Monday, August 6, 2018

"Where Do I Start...?"

I was talking to a friend about playing a traditional pen-and-paper RPG with her over Tabletop Simulator, Basic Fantasy in fact. I like Basic Fantasy for new players mainly because of the modern-style AC system, the AC of a monster is the target number, and that is what you have to roll higher than to-hit. No attack charts needed, and what you see is what you have to roll.

Now she has been out of pen-and-paper gaming for a while, and we talked about her feelings about playing. Her response was she was interested, but she had no idea where to start. I actually gave her a copy of the rules last time we met, and even a game I feel is easy to pick up as BF was still a bit much to digest for someone coming into the hobby. Yes, I asked her if I could share this, by the way, and I hope to teach her how things work very soon. A new player, I know, very exciting...

Another "hard to start" issue with pen-and-paper games is inherently their open-endedness. With a game like Monopoly, there is a set board, set pieces, and a set world in a box that a player can figure out. This makes me miss the old Dungeon board game from TSR that was sort of the same way, a set board, a set world, and an ever increasing cave of danger with keyed room colors and stacks of cards for each "level" of the dungeon.

I sit here as an experienced DM with over 40 years of experience and there is a part of me saying, "Of course it is open ended with no map! That is where the fun is!"

And then there is the new player part of me saying, "I can understand why the hesitance. I can see why someone would ask, what am I getting into?"

What Am I Getting Into?

There is no map. The rules leave a lot up to interpretation. The DM can kill my character for any reason, even a stupid mistake. The world is unforgiving, as I could wander into a dangerous part of the dungeon and it is game over. I could run out of supplies down there, or worse yet, get lost. I could roll bad and it is game over. How do I trust the DM is being fair? How do I know when the dungeon is over? What if I don't want to be a part of a story, and I just want to play combat? What if I hate combat and just want to play a story?

Halfway through that list of fears that I came up with...I started to want to play the game, because I realized no other game was like this. It is a strange thought that the bad parts that a "traditional family board gamer" can come up with are actually strong selling points of a pen-and-paper game.

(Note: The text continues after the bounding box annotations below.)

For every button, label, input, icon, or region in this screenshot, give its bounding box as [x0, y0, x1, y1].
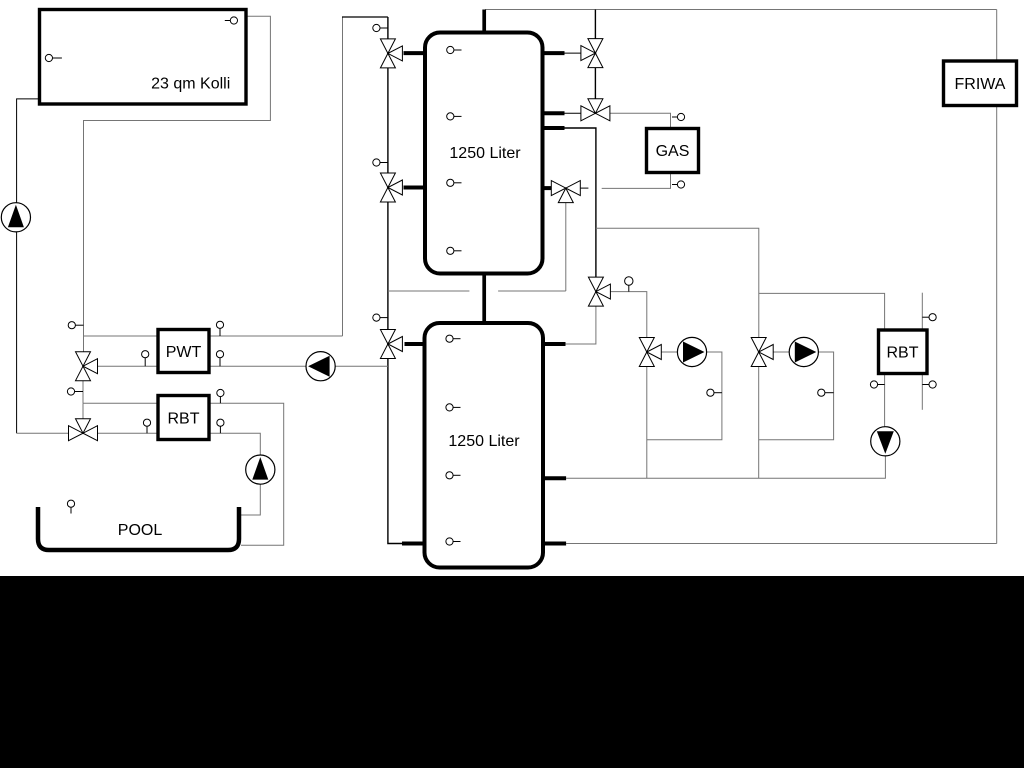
- svg-text:PWT: PWT: [166, 344, 202, 361]
- svg-text:FRIWA: FRIWA: [955, 76, 1006, 93]
- svg-text:1250 Liter: 1250 Liter: [448, 433, 520, 450]
- svg-text:23 qm Kolli: 23 qm Kolli: [151, 75, 230, 92]
- svg-text:1250 Liter: 1250 Liter: [449, 145, 521, 162]
- svg-text:RBT: RBT: [887, 345, 919, 362]
- svg-text:POOL: POOL: [118, 522, 163, 539]
- svg-text:GAS: GAS: [656, 143, 690, 160]
- svg-text:RBT: RBT: [168, 411, 200, 428]
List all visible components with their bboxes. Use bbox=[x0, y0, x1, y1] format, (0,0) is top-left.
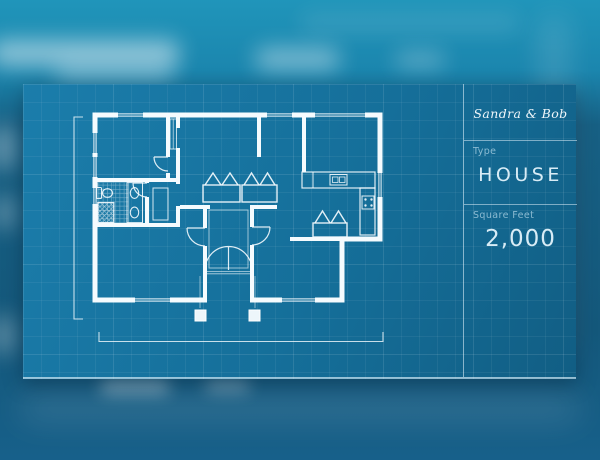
bathroom-fixtures bbox=[97, 183, 143, 223]
owners-name: Sandra & Bob bbox=[464, 106, 577, 121]
background-blur-blob-left-1 bbox=[0, 125, 16, 170]
background-blur-band-top-left bbox=[0, 40, 180, 66]
closets bbox=[153, 119, 177, 220]
blueprint-panel: Sandra & Bob Type HOUSE Square Feet 2,00… bbox=[23, 84, 576, 379]
divider-line bbox=[464, 140, 577, 141]
type-value: HOUSE bbox=[464, 164, 577, 186]
entry-doors bbox=[205, 247, 252, 274]
type-label: Type bbox=[473, 146, 496, 157]
entry-bay-walls bbox=[205, 270, 252, 300]
blueprint-poster: { "info_panel": { "owners_name": "Sandra… bbox=[0, 0, 600, 460]
background-blur-blob-bottom-1 bbox=[100, 378, 170, 394]
background-blur-blob-left-3 bbox=[0, 315, 16, 355]
background-blur-blob-left-2 bbox=[0, 195, 16, 230]
background-blur-blob-top-right bbox=[395, 52, 445, 68]
square-feet-value: 2,000 bbox=[464, 226, 577, 252]
background-blur-blob-top-mid bbox=[255, 48, 340, 70]
background-blur-band-top-left-2 bbox=[55, 62, 175, 82]
square-feet-label: Square Feet bbox=[473, 210, 534, 221]
info-panel: Sandra & Bob Type HOUSE Square Feet 2,00… bbox=[463, 84, 577, 377]
divider-line bbox=[464, 204, 577, 205]
background-blur-faint-top bbox=[300, 14, 520, 32]
dimension-lines bbox=[74, 117, 383, 342]
background-blur-band-bottom bbox=[20, 395, 580, 421]
background-blur-blob-bottom-2 bbox=[205, 378, 250, 392]
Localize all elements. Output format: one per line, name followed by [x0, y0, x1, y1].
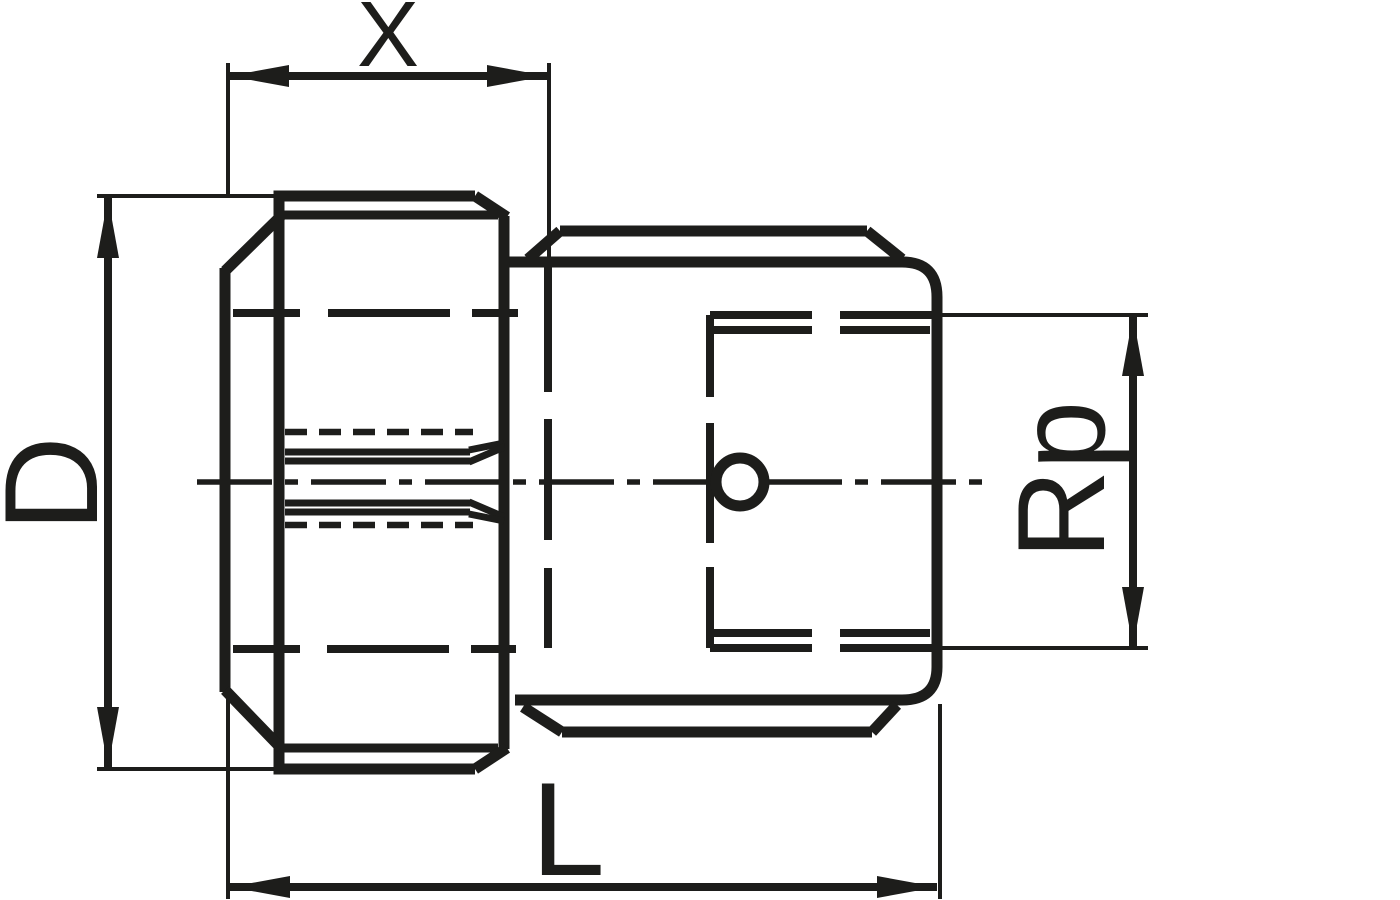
- x-arrow-left: [229, 65, 289, 87]
- l-arrow-right: [877, 876, 937, 898]
- d-arrow-bottom: [97, 707, 119, 767]
- x-dimension-label: X: [357, 0, 419, 86]
- rp-arrow-bottom: [1122, 587, 1144, 647]
- nut-internal-bore: [285, 432, 504, 525]
- dimension-rp: Rp: [930, 315, 1148, 648]
- rp-dimension-label: Rp: [993, 401, 1131, 560]
- technical-drawing-page: X D Rp L: [0, 0, 1400, 900]
- dimension-l: L: [228, 693, 940, 900]
- l-arrow-left: [230, 876, 290, 898]
- body-bottom-right-chamfer: [872, 705, 897, 732]
- body-top-right-chamfer: [867, 231, 902, 259]
- body-top-left-chamfer: [528, 231, 560, 259]
- d-arrow-top: [97, 198, 119, 258]
- body-bottom-left-chamfer: [523, 707, 562, 732]
- fitting-cross-section-drawing: X D Rp L: [0, 0, 1400, 900]
- d-dimension-label: D: [0, 436, 126, 532]
- x-arrow-right: [487, 65, 547, 87]
- body-hole-circle: [716, 458, 764, 506]
- l-dimension-label: L: [531, 756, 605, 900]
- nut-bottom-left-chamfer: [225, 690, 281, 748]
- nut-top-left-chamfer: [225, 216, 281, 271]
- rp-arrow-top: [1122, 316, 1144, 376]
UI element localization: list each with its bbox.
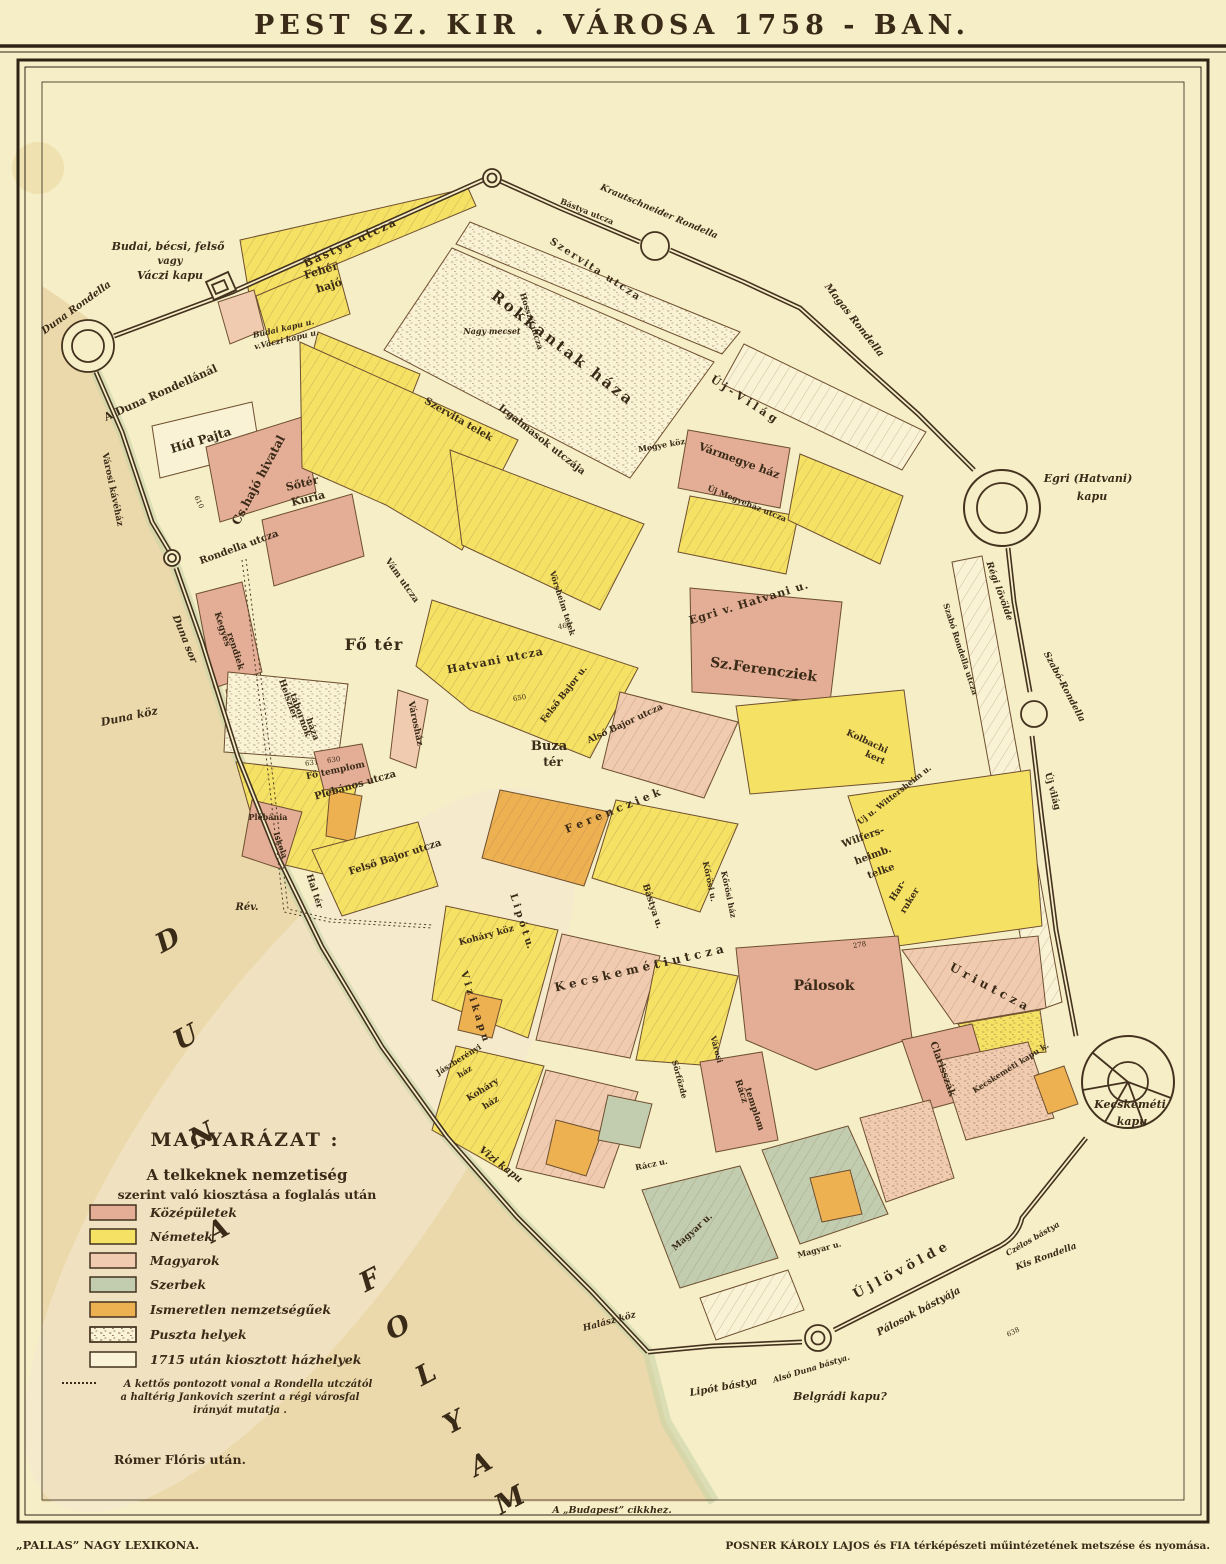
duna-rondella-circle-inner — [72, 330, 104, 362]
map-label: Budai, bécsi, felső — [111, 240, 225, 253]
szabo-rondella-circle — [1021, 701, 1047, 727]
map-label: Pálosok — [794, 978, 855, 994]
parcel-block — [736, 936, 912, 1070]
map-label: Plébánia — [249, 812, 288, 822]
map-label: Egri (Hatvani) — [1043, 472, 1133, 485]
legend-swatch-szerbek — [90, 1277, 136, 1292]
parcel-block — [598, 1095, 652, 1148]
legend-swatch-kozepuletek — [90, 1205, 136, 1220]
pest-1758-map: Budai, bécsi, felsővagyVáczi kapuDuna Ro… — [0, 0, 1226, 1564]
legend-label: 1715 után kiosztott házhelyek — [150, 1352, 362, 1367]
parcel-block — [690, 588, 842, 702]
parcel-number: 631 — [305, 758, 319, 768]
parcel-block-hatch — [450, 450, 644, 610]
parcel-number: 638 — [1005, 1326, 1021, 1339]
title-rule — [0, 46, 1226, 52]
shore-tower-inner — [168, 554, 176, 562]
map-label: Alsó Duna bástya. — [770, 1352, 851, 1385]
legend-label: Középületek — [149, 1205, 237, 1220]
paper-stain — [12, 142, 64, 194]
map-label: Magas Rondella — [821, 281, 886, 359]
map-label: kapu — [1117, 1115, 1147, 1128]
palosok-bastya-tower-inner — [812, 1332, 825, 1345]
parcel-block-hatch — [700, 1270, 804, 1340]
map-label: Szabó-Rondella — [1041, 650, 1087, 724]
legend-title: MAGYARÁZAT : — [151, 1128, 340, 1151]
map-label: Fő tér — [345, 635, 404, 654]
parcel-number: 610 — [192, 494, 205, 510]
legend-label: Szerbek — [150, 1277, 206, 1292]
map-label: Kőrösi ház — [719, 870, 739, 919]
parcel-block — [736, 690, 916, 794]
egri-gate-circle-inner — [977, 483, 1027, 533]
map-label: Kecskeméti — [1093, 1098, 1166, 1111]
parcel-block-hatch — [602, 692, 738, 798]
krautschneider-rondella-circle — [641, 232, 669, 260]
map-label: tér — [543, 755, 563, 769]
legend-note-line: A kettős pontozott vonal a Rondella utcz… — [123, 1379, 373, 1390]
map-label: Buza — [531, 739, 568, 754]
map-label: Sörfőzde — [670, 1059, 690, 1100]
legend-swatch-nemetek — [90, 1229, 136, 1244]
legend-label: Puszta helyek — [149, 1327, 247, 1342]
legend-note-line: irányát mutatja . — [193, 1405, 287, 1416]
map-sheet: Budai, bécsi, felsővagyVáczi kapuDuna Ro… — [0, 0, 1226, 1564]
map-label: Belgrádi kapu? — [792, 1390, 887, 1403]
legend-label: Németek — [149, 1229, 213, 1244]
map-label: Vám utcza — [382, 555, 421, 605]
map-label: kapu — [1077, 490, 1107, 503]
map-label: Nagy mecset — [462, 326, 521, 336]
map-label: Rácz u. — [634, 1156, 668, 1173]
legend-swatch-puszta-hatch — [90, 1327, 136, 1342]
bottom-note: A „Budapest” cikkhez. — [551, 1505, 671, 1516]
legend-swatch-ismeretlen — [90, 1302, 136, 1317]
parcel-block — [262, 494, 364, 586]
map-label: Ú j l ö v ö l d e — [850, 1238, 950, 1302]
legend-swatch-1715 — [90, 1352, 136, 1367]
map-label: Pálosok bástyája — [874, 1285, 962, 1339]
legend-label: Ismeretlen nemzetségűek — [149, 1302, 331, 1317]
parcel-block — [700, 1052, 778, 1152]
north-corner-tower-inner — [488, 174, 497, 183]
legend-subtitle-2: szerint való kiosztása a foglalás után — [118, 1187, 377, 1202]
map-label: vagy — [157, 256, 183, 267]
credit-left: „PALLAS” NAGY LEXIKONA. — [16, 1538, 199, 1552]
map-label: Váczi kapu — [137, 269, 203, 282]
map-label: Rév. — [235, 902, 259, 913]
attribution: Rómer Flóris után. — [114, 1452, 246, 1467]
parcel-block-hatch — [642, 1166, 778, 1288]
map-title: PEST SZ. KIR . VÁROSA 1758 - BAN. — [254, 8, 970, 41]
legend-label: Magyarok — [149, 1253, 220, 1268]
map-label: Új világ — [1042, 771, 1064, 812]
map-label: Lipót bástya — [688, 1376, 758, 1399]
credit-right: POSNER KÁROLY LAJOS és FIA térképészeti … — [725, 1538, 1210, 1552]
legend-swatch-magyarok — [90, 1253, 136, 1268]
legend-note-line: a haltérig Jankovich szerint a régi váro… — [121, 1392, 360, 1403]
legend-subtitle-1: A telkeknek nemzetiség — [146, 1166, 348, 1184]
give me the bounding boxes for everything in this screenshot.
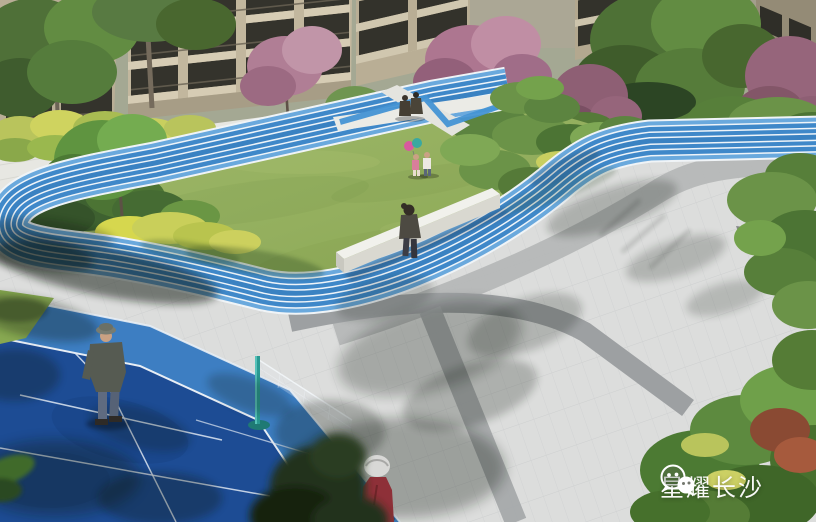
balloon-teal xyxy=(412,138,422,148)
landscape-rendering: 星耀长沙 xyxy=(0,0,816,522)
wechat-logo-icon xyxy=(660,464,698,500)
watermark: 星耀长沙 xyxy=(660,464,764,506)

But I need to work harder at this I feel, harder at "selling" that fairness part of being a DM. A lot of the hesitance I feel at getting new players excited is the inherent mistrust of the dungeon master. That a DM won't be fair. That a DM will make it up as the game goes on. That a DM will look for every chance to TPK the party. That the DM will change things secretly in the background to either make things harder or easier. That a DM has secrets and can't be trusted. That a DM will use the player's misfortune as a source of enjoyment.

Again, as a DM with over 40 years of experience I laugh at those statements, but with my friend I can see how those same fears can just make someone say, "I can't put that must trust in someone so I am going to walk away."

The Game is The DM

With traditional board games, the game board is the DM. They are inanimate objects and the interaction between the pawns on the board and the rules define the "world" and the interactions between them are physical and can be understood in a 1-to-1 relationship. Like the Dungeon board game, you have these passages and rooms, you roll dice to move, and to pull cards to see what monster is in a room and your character card gives you the information you need to succeed in that battle. If you win, you pull a treasure card.

The trust is there built into the game, except the trust is contained within the world the game's designer drew on the map and built into the interactions with the pawns and game board. I see all the game's pieces, therefore my trust is built by the interactions between them.

D&D 4 was like this for us. It was "battle chess" for our group. The game was played on dungeon tiles. You didn't really need a DM, as you could setup the scenario and go. You could round-robin the monster's turn among players and have the monsters act to the best of their abilities.

The Module is the DM

I have this feeling how I am going to solve this is hold up one of my modules and say, "we are playing this, my job is to tell you what happens depending on where you go." It sounds so simple and obvious that I wonder why I am even writing this article, because that is what you are supposed to do. It is simple, right?

But for my friend, it isn't. She has no concept of any of this. For us in the hobby, this is easy. For outsiders, it is not so easy. That is why I am writing this.

That published module becomes "the game board" in her eyes, the "story book" she will adventure through. I feel this would all be harder if I were to wing it and make things up, because, "what are we doing?" I love narrative games where the action goes wherever the players drive the story to through their actions, but another part of me loves the, "buy it and solve it" style of play with prepackaged adventures. Later on, if we ever meet people who played these adventures as well we can share stories.

This becomes an experience she can talk about to others, and they can have that same experience - and they know the game's name, the adventure, and that becomes something she can share more than, "That person played this game with me and was a really good DM and he made things up and I had fun. I don't know the name what we played but we had fun."

Winging it can come later, and more story-oriented play can come later. She may just have fun doing this and that is all we do. For now, I think I solved the problem, even if this solution was the way I was supposed to do it in the first place.

But thinking through this in a different way gives me the perspective from her viewpoint, and I find that very helpful for introducing the game to her and all it has to offer.